Meninas de 10 a 14 anos de comunidade quilombola Kalunga são vítimas de escravidão sexual em Goiás

Pelo menos oito inquéritos concluídos, só em 2015, pela Polícia Civil goiana denunciam o uso de meninas kalungas como escravas sexuais. As vítimas, entre 10 e 14 anos, têm como algozes homens brancos e poderosos de Cavalcante

Por Renato Alves, em EM

Cavalcante (GO) — Meninas descendentes de escravos nascidas em comunidades kalungas da Chapada dos Veadeiros protagonizam as mesmas histórias de horror e barbárie dos antepassados, levados à força para trabalhar nas fazendas da região nos séculos 18 e 19. Sem o ensino médio e sem qualquer possibilidade de emprego além do trabalho braçal em terras improdutivas nos povoados onde nasceram, elas são entregues pelos pais a moradores de Cavalcante. Na cidade de 10 mil habitantes, no nordeste de Goiás, a 310km de Brasília, a maioria trabalha como empregada doméstica em casa de família de classe média.

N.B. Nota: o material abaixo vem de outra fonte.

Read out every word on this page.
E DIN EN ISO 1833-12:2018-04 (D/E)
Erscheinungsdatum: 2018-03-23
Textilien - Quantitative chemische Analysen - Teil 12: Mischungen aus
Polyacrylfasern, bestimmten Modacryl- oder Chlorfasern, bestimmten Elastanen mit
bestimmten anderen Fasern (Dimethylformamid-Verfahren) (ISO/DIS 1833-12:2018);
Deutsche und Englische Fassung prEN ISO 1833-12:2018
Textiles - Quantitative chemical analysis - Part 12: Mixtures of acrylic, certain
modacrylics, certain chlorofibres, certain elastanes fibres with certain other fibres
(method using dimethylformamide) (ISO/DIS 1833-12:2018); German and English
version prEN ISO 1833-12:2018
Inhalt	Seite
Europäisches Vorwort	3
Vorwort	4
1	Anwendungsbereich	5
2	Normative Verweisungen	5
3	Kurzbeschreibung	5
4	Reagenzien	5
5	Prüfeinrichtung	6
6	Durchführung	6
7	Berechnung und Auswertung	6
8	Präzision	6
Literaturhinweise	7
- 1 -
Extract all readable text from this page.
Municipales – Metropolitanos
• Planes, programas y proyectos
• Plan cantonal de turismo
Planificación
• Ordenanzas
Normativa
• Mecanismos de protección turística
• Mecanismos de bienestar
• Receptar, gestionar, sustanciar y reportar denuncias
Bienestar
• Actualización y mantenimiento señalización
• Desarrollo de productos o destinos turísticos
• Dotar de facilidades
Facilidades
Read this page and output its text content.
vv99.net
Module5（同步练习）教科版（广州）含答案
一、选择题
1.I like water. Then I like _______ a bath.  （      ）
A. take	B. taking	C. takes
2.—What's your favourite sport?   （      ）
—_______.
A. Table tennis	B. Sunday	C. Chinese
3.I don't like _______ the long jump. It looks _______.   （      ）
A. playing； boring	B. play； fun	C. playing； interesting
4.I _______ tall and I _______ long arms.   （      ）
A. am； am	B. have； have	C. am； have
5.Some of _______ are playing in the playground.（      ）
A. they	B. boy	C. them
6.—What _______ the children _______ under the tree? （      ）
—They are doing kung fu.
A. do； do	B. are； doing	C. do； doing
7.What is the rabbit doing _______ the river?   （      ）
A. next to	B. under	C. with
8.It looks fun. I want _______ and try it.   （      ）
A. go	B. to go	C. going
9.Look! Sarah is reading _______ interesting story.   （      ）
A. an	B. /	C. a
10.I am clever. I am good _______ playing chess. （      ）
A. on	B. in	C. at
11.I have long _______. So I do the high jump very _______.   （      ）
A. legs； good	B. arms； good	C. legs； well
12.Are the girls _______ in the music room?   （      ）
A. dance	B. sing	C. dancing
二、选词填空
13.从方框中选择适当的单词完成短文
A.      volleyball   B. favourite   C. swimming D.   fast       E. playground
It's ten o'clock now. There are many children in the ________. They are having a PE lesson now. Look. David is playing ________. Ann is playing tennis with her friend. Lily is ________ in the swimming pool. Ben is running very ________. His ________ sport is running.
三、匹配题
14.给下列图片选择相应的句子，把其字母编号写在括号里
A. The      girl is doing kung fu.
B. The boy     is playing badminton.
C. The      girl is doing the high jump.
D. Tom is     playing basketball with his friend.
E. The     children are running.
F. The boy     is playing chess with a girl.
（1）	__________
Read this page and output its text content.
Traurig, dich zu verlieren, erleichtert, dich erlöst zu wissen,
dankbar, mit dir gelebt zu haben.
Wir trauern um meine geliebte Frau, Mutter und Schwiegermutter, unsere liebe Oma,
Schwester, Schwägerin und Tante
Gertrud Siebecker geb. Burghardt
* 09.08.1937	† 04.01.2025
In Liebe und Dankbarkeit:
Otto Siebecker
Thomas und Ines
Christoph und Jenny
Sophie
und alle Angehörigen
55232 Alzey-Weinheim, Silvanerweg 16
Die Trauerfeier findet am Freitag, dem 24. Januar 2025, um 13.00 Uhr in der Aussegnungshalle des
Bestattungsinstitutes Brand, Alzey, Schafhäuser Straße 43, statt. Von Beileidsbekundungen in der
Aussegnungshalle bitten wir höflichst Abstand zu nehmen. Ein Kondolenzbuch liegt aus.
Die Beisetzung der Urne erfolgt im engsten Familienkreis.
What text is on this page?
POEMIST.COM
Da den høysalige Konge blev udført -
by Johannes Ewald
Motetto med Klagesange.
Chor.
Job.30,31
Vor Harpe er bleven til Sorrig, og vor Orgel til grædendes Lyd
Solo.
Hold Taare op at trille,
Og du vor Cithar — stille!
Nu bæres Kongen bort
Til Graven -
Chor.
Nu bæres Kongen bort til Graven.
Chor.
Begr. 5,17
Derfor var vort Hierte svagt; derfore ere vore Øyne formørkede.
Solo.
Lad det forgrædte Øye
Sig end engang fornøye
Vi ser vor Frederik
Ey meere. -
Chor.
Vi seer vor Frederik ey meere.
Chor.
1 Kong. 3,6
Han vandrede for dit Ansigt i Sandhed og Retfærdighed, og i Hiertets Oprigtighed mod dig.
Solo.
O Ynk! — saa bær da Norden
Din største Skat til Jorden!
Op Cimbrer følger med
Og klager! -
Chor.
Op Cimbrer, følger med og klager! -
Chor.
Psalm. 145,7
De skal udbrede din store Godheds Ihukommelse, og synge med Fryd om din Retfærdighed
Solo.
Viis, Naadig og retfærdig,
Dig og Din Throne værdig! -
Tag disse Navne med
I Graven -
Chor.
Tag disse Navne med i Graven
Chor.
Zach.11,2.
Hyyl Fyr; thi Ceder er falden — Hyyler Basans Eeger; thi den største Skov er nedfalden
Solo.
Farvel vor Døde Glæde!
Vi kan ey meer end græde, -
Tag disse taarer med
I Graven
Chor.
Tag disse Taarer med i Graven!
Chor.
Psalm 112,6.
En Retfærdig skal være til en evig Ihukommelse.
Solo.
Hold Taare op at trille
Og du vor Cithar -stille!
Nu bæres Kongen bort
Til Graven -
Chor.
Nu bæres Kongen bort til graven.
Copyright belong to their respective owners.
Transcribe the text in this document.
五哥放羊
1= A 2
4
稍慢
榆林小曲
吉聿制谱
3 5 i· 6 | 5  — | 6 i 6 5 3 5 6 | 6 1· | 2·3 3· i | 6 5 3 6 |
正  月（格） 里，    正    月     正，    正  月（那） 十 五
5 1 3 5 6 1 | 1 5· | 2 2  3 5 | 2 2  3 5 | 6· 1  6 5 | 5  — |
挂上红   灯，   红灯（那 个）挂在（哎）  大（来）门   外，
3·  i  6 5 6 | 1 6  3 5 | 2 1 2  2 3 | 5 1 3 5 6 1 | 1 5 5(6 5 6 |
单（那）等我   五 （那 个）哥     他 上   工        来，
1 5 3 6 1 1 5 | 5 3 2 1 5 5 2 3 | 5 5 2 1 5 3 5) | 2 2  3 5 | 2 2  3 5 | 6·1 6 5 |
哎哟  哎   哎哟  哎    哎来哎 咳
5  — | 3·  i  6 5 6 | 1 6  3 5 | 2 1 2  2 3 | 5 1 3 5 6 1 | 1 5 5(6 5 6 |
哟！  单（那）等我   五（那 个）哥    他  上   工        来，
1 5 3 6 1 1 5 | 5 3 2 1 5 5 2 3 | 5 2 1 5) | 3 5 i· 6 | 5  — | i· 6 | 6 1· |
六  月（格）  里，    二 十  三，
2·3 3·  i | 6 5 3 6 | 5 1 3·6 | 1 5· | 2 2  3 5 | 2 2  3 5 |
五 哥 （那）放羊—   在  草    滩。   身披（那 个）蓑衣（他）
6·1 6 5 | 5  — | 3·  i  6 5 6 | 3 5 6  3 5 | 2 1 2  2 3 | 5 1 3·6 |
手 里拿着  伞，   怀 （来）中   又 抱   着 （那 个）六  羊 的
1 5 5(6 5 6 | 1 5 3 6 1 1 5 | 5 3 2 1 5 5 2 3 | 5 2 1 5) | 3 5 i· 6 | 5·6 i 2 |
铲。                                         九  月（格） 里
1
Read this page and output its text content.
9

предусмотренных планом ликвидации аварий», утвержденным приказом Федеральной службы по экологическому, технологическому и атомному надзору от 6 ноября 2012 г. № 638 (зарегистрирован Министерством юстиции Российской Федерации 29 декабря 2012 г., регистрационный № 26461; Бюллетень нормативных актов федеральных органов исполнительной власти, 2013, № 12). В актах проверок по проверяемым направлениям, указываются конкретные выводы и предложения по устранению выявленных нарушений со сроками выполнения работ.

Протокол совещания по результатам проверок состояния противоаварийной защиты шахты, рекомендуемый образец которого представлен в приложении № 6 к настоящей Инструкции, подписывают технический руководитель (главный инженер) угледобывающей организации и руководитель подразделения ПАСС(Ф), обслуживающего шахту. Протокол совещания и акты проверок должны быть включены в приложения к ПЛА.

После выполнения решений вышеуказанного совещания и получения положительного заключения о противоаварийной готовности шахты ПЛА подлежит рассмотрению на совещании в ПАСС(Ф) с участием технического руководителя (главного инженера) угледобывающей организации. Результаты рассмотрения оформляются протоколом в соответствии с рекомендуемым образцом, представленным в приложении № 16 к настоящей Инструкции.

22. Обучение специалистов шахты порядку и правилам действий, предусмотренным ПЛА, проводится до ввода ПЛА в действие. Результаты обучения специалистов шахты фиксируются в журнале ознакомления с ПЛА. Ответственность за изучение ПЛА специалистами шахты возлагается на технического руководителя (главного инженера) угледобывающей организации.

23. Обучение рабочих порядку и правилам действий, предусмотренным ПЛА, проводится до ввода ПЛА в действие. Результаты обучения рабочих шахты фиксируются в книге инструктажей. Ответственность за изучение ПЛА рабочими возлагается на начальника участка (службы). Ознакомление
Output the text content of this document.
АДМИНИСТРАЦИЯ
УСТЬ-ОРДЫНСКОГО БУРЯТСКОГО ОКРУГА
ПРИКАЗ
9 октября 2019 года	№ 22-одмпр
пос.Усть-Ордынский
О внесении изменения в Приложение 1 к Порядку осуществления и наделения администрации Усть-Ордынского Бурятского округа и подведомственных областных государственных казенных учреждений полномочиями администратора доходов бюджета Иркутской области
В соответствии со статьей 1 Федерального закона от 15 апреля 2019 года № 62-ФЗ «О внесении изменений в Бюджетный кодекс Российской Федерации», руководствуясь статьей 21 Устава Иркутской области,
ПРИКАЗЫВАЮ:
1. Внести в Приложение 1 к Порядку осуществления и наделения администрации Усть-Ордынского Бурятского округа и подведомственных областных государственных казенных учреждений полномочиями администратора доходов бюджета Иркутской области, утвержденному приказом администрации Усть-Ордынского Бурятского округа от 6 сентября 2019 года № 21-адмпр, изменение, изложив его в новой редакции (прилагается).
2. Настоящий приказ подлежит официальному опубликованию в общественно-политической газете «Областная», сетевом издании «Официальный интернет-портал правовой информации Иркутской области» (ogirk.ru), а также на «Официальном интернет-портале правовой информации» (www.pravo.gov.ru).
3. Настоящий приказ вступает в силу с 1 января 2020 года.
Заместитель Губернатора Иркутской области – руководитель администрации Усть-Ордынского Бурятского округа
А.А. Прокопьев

Em troca, ganha apenas comida, um lugar para dormir e horário livre para frequentar as aulas na rede pública. Para piorar, fica exposta a todo tipo de violência. A mais grave, o estupro, geralmente cometido pelos patrões, homens brancos e com poder econômico e político.

As vítimas têm entre 10 e 14 anos. Os autores, de profissionais liberais a políticos, de 20 a 70. Por enquanto, eles continuam impunes. No entanto, a história começou a mudar em dezembro, quando a direção da Polícia Civil goiana decidiu trocar todo o efetivo da delegacia local. Mesmo sem estrutura e gente suficiente, os novos investigadores, vindos de outras cidades e assustados com tantos casos de estupro de vulnerável — em que a vítima tem menos de 14 anos — engavetados, decidiram dar prioridade a esse tipo de ocorrência. Desde então, concluíram oito inquéritos. O mais recente tem como indiciado o vice-presidente da Câmara Municipal, Jorge Cheim (PSD), 62 anos. Há duas semanas, um laudo comprovou o estupro da menina kalunga de 12 anos que morava na casa dele.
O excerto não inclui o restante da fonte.